Cancer Sci. 2008 Jun;99(6):1202-8. Epub 2008 Apr 21. PMID: 18429954
Epidermal growth factor receptor (EGFR) mutations play substantial roles in genesis and proliferation of non-small-cell lung cancers (NSCLCs). We recently found that reproductive factors have a substantial impact on risk of development of NSCLCs featuring such EGFR mutations. Therefore, we explored the influence of dietary habits on NSCLC risk with reference to the EGFR mutational status. We conducted a case-control study using 353 patients with NSCLCs (122 EGFR mutated and 231 EGFR wild-type) and 1765 age-sex matched non-cancer control subjects.
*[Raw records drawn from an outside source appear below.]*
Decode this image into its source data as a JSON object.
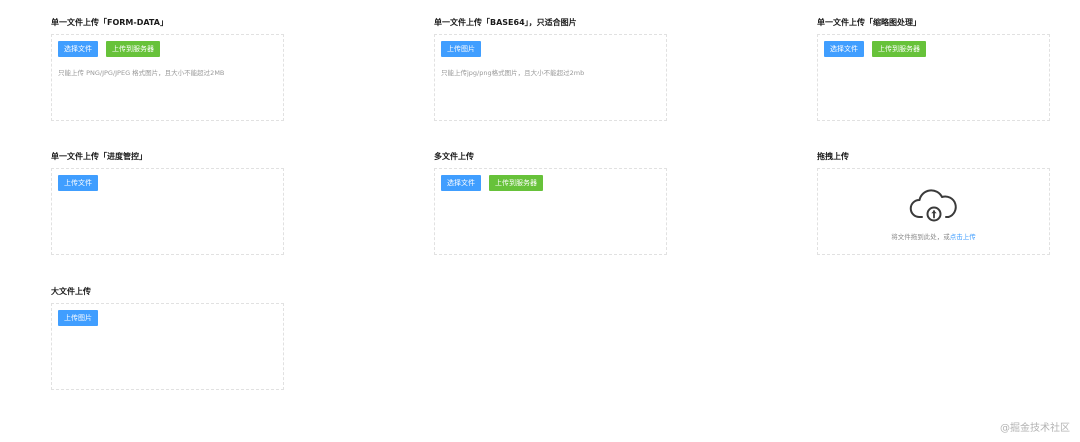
{
  "sections": [
    {
      "title": "单一文件上传「FORM-DATA」",
      "buttons": [
        "选择文件",
        "上传到服务器"
      ],
      "hint": "只能上传 PNG/JPG/JPEG 格式图片，且大小不能超过2MB"
    },
    {
      "title": "单一文件上传「BASE64」，只适合图片",
      "buttons": [
        "上传图片"
      ],
      "hint": "只能上传jpg/png格式图片，且大小不能超过2mb"
    },
    {
      "title": "单一文件上传「缩略图处理」",
      "buttons": [
        "选择文件",
        "上传到服务器"
      ]
    },
    {
      "title": "单一文件上传「进度管控」",
      "buttons": [
        "上传文件"
      ]
    },
    {
      "title": "多文件上传",
      "buttons": [
        "选择文件",
        "上传到服务器"
      ]
    },
    {
      "title": "拖拽上传",
      "drag_text": "将文件拖到此处，或",
      "drag_link": "点击上传"
    },
    {
      "title": "大文件上传",
      "buttons": [
        "上传图片"
      ]
    }
  ],
  "colors": {
    "primary": "#409eff",
    "success": "#67c23a"
  },
  "icons": {
    "cloud_upload": "cloud-upload-icon"
  },
  "watermark": "@掘金技术社区"
}
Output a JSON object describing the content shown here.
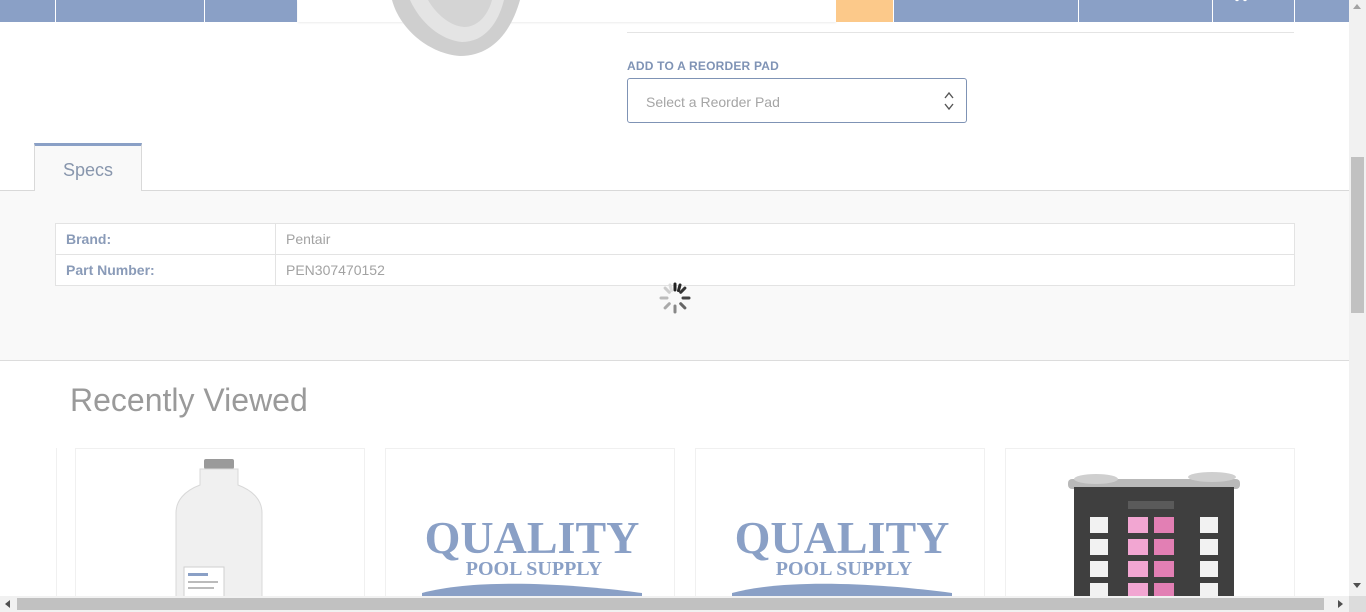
{
  "colors": {
    "nav": "#8aa0c6",
    "accent_orange": "#fcc98a",
    "label_blue": "#7f93b5"
  },
  "reorder": {
    "label": "ADD TO A REORDER PAD",
    "placeholder": "Select a Reorder Pad"
  },
  "tabs": [
    {
      "label": "Specs"
    }
  ],
  "specs": [
    {
      "key": "Brand:",
      "value": "Pentair"
    },
    {
      "key": "Part Number:",
      "value": "PEN307470152"
    }
  ],
  "recently_viewed": {
    "title": "Recently Viewed",
    "cards": [
      {
        "image": "jug-bottle-image"
      },
      {
        "image": "quality-pool-supply-logo",
        "logo_line1": "QUALITY",
        "logo_line2": "POOL SUPPLY"
      },
      {
        "image": "quality-pool-supply-logo",
        "logo_line1": "QUALITY",
        "logo_line2": "POOL SUPPLY"
      },
      {
        "image": "test-kit-image"
      }
    ]
  },
  "icons": {
    "cart": "cart-icon",
    "spinner": "loading-spinner-icon",
    "select_arrows": "chevron-up-down-icon"
  }
}
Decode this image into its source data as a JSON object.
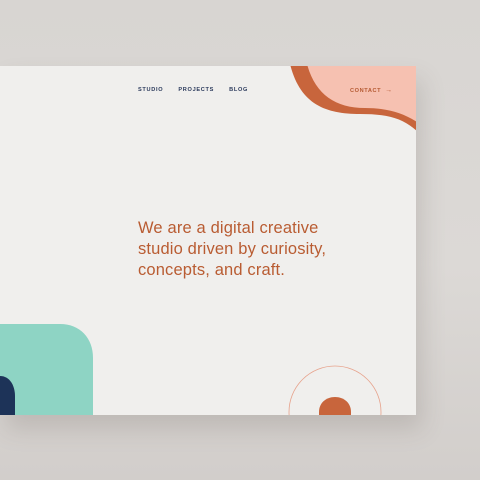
{
  "nav": {
    "items": [
      {
        "label": "STUDIO"
      },
      {
        "label": "PROJECTS"
      },
      {
        "label": "BLOG"
      }
    ],
    "contact_label": "CONTACT",
    "contact_icon": "arrow-right-icon"
  },
  "hero": {
    "lines": [
      "We are a digital creative",
      "studio driven by curiosity,",
      "concepts, and craft."
    ]
  },
  "colors": {
    "background": "#f0efed",
    "peach": "#f6c1b1",
    "terracotta": "#c8653c",
    "mint": "#8ed4c4",
    "navy": "#1d3358",
    "nav_text": "#2b3a5c",
    "accent_text": "#b95c32"
  }
}
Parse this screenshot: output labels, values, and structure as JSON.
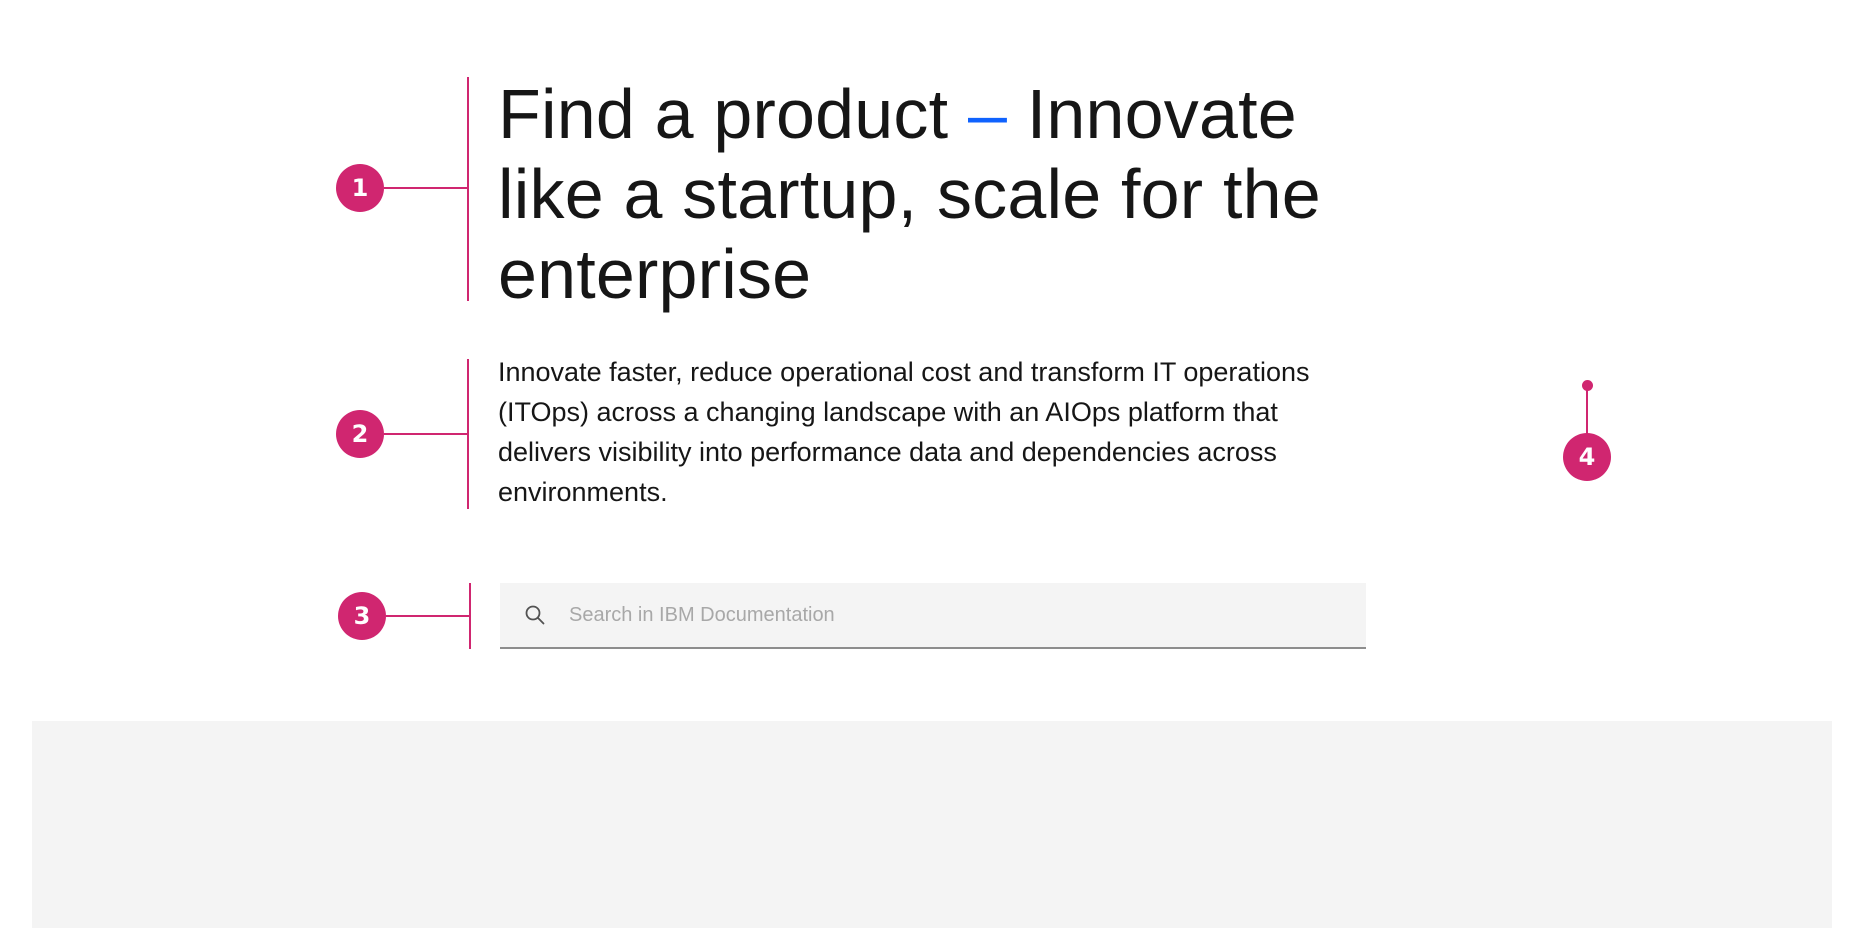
{
  "hero": {
    "title_part1": "Find a product ",
    "title_dash": "–",
    "title_part2": " Innovate like a startup, scale for the enterprise",
    "description": "Innovate faster, reduce operational cost and transform IT operations (ITOps) across a changing landscape with an AIOps platform that delivers visibility into performance data and dependencies across environments."
  },
  "search": {
    "icon": "search-icon",
    "value": "",
    "placeholder": "Search in IBM Documentation"
  },
  "annotations": [
    {
      "label": "1"
    },
    {
      "label": "2"
    },
    {
      "label": "3"
    },
    {
      "label": "4"
    }
  ],
  "colors": {
    "annotation": "#d02670",
    "accent": "#0f62fe",
    "text": "#161616",
    "field_bg": "#f4f4f4",
    "placeholder": "#a8a8a8"
  }
}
Dietary exposure was based on a semiquantitative food frequency questionnaire and impact of major food items, like meats, seafoods, vegetables and soybean products was assessed by multivariate logistic regression. Soybean products demonstrated a protective association with EGFR mutated, but not EGFR wild-type NSCLCs, with multivariate-adjusted odds ratios and 95% confidence intervals for the 2nd and 3rd tertile of soybean product consumption of 0.79 (0.50-1.27) and 0.56 (0.34-0.93) relative to those in the lowest tertile (trend P = 0.023). In conclusion, soy consumption may exert a protective association against the development of NSCLCs with EGFR mutations, providing possible insights into mechanisms of their genesis.